We’ve all had days (or weeks, or months) during which we felt like a jagged edge. Not fit for human company. We’ve all wondered if all we get is bad luck, asked what the hell we did to deserve an onslaught of bad breaks. No one gets out of life unscathed.
Like all great memoirs, Crybaby is more than a recounting of an engaging story. Klein is inching towards a deeper understanding of herself, her loved ones, and her relationship to the chaotic quagmire that is human life. She wants to believe that everything will be alright, but in order to do that she needs to uncurl her fist from around the idea that “alright” needs to look a specific way. The lesson, if there is one, might be that there is no certainty in life, only a series of ambiguous maybes.

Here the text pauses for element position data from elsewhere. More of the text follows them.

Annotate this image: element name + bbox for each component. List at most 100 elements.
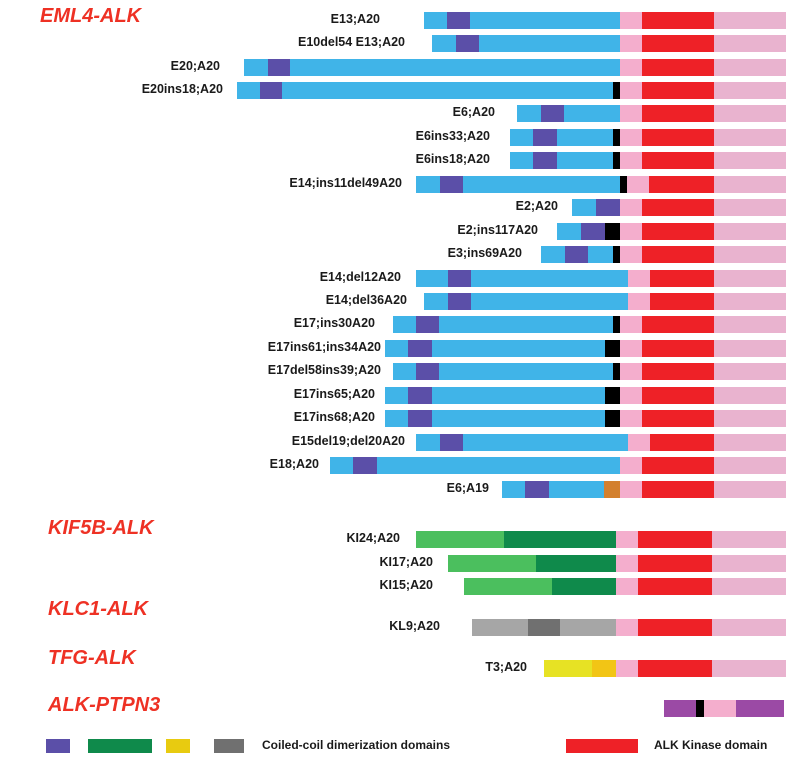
segment-eml4-cc xyxy=(408,340,432,357)
segment-alk-kinase xyxy=(638,619,712,636)
segment-alk-tail xyxy=(714,82,786,99)
segment-junction xyxy=(696,700,704,717)
variant-label: T3;A20 xyxy=(485,660,527,674)
segment-alk-ext xyxy=(620,316,642,333)
segment-eml4 xyxy=(385,410,605,427)
segment-alk-kinase xyxy=(650,270,714,287)
segment-kif5b-light xyxy=(464,578,552,595)
segment-kif5b-dark xyxy=(504,531,616,548)
segment-eml4-cc xyxy=(456,35,479,52)
variant-label: E14;del36A20 xyxy=(325,293,407,307)
group-title-alk-ptpn3: ALK-PTPN3 xyxy=(48,694,161,716)
segment-eml4 xyxy=(517,105,620,122)
segment-alk-tail xyxy=(714,246,786,263)
segment-junction xyxy=(613,363,620,380)
segment-alk-kinase xyxy=(638,531,712,548)
segment-eml4 xyxy=(416,434,628,451)
group-title-eml4-alk: EML4-ALK xyxy=(40,5,142,27)
segment-alk-ext xyxy=(620,363,642,380)
segment-alk-ext xyxy=(620,387,642,404)
variant-label: E20ins18;A20 xyxy=(141,82,223,96)
segment-alk-tail xyxy=(712,555,786,572)
segment-alk-kinase xyxy=(642,316,714,333)
segment-alk-tail xyxy=(714,410,786,427)
segment-alk-kinase xyxy=(642,340,714,357)
segment-eml4 xyxy=(244,59,620,76)
segment-alk-tail xyxy=(714,35,786,52)
segment-kif5b-light xyxy=(416,531,504,548)
variant-label: KI15;A20 xyxy=(379,578,434,592)
segment-alk-ext xyxy=(616,660,638,677)
segment-ptpn3 xyxy=(664,700,696,717)
variant-label: E15del19;del20A20 xyxy=(291,434,405,448)
variant-label: E17;ins30A20 xyxy=(293,316,375,330)
segment-eml4 xyxy=(385,340,605,357)
segment-alk-ext xyxy=(620,457,642,474)
legend-swatch-eml4-cc xyxy=(46,739,70,753)
segment-klc1-light xyxy=(560,619,616,636)
segment-alk-kinase xyxy=(649,176,714,193)
segment-alk-tail xyxy=(712,660,786,677)
segment-alk-ext xyxy=(620,246,642,263)
group-title-klc1-alk: KLC1-ALK xyxy=(48,598,148,620)
segment-alk-ext xyxy=(620,199,642,216)
segment-eml4-cc xyxy=(448,293,471,310)
segment-alk-kinase xyxy=(642,35,714,52)
variant-label: E14;ins11del49A20 xyxy=(289,176,402,190)
segment-alk-ext xyxy=(620,152,642,169)
segment-alk-ext xyxy=(627,176,649,193)
variant-label: E6;A19 xyxy=(446,481,489,495)
segment-junction xyxy=(613,129,620,146)
legend-swatch-kif5b-cc xyxy=(88,739,152,753)
segment-klc1-dark xyxy=(528,619,560,636)
variant-label: E17ins65;A20 xyxy=(293,387,375,401)
segment-alk-kinase xyxy=(642,481,714,498)
segment-alk-ext xyxy=(628,293,650,310)
variant-label: E3;ins69A20 xyxy=(447,246,522,260)
segment-alk-tail xyxy=(714,12,786,29)
segment-alk-kinase xyxy=(642,199,714,216)
segment-eml4-cc xyxy=(448,270,471,287)
segment-junction xyxy=(613,152,620,169)
segment-alk-kinase xyxy=(642,223,714,240)
segment-eml4-cc xyxy=(408,410,432,427)
segment-eml4-cc xyxy=(268,59,290,76)
segment-alk-ext xyxy=(620,82,642,99)
segment-kif5b-dark xyxy=(536,555,616,572)
segment-alk-tail xyxy=(714,481,786,498)
variant-label: E17ins61;ins34A20 xyxy=(267,340,381,354)
segment-alk-kinase xyxy=(642,152,714,169)
segment-alk-ext xyxy=(628,270,650,287)
segment-eml4 xyxy=(424,12,620,29)
segment-alk-tail xyxy=(714,152,786,169)
segment-alk-kinase xyxy=(638,555,712,572)
segment-eml4-cc xyxy=(581,223,605,240)
legend-swatch-klc1-cc xyxy=(214,739,244,753)
segment-eml4 xyxy=(393,363,613,380)
segment-kif5b-light xyxy=(448,555,536,572)
variant-label: E6;A20 xyxy=(452,105,495,119)
segment-alk-tail xyxy=(714,176,786,193)
legend-swatch-tfg-cc xyxy=(166,739,190,753)
variant-label: E6ins33;A20 xyxy=(415,129,490,143)
segment-tfg-light xyxy=(544,660,592,677)
variant-label: E2;A20 xyxy=(515,199,558,213)
legend-swatch-kinase xyxy=(566,739,638,753)
segment-alk-ext xyxy=(620,481,642,498)
segment-alk-tail xyxy=(714,223,786,240)
segment-alk-kinase xyxy=(642,12,714,29)
segment-alk-ext xyxy=(616,619,638,636)
segment-eml4 xyxy=(393,316,613,333)
segment-e6a19-insert xyxy=(604,481,620,498)
segment-eml4 xyxy=(416,176,620,193)
segment-junction xyxy=(605,410,620,427)
variant-label: E20;A20 xyxy=(170,59,220,73)
segment-alk-ext xyxy=(616,555,638,572)
segment-ptpn3 xyxy=(736,700,784,717)
segment-alk-kinase xyxy=(638,578,712,595)
variant-label: E13;A20 xyxy=(330,12,380,26)
segment-alk-tail xyxy=(714,387,786,404)
variant-label: E2;ins117A20 xyxy=(457,223,538,237)
segment-alk-kinase xyxy=(650,434,714,451)
segment-eml4 xyxy=(330,457,620,474)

Early in the book, she writes that she doesn’t know “how to live in the liminal space between elation and devastation.” And yet, this is what life demands of all of us, unrelentingly, as new challenges make themselves known. It’s all liminal—our task is to learn how to roll with the punches even as they keep coming.
Crybaby is, in this way, a book for the ages. While certain themes are specific (queer family building and the experience of LA life, for example), Klein’s persistent search for meaning and self-acceptance are part and parcel of the essence of the human experience. Don’t we all want to know that our tears are justified but that it will get better? Haven’t we all been, at some point, sort of a crybaby? I know I have. If you want to laugh, and cry, and then do both at the same time, this is the book for you.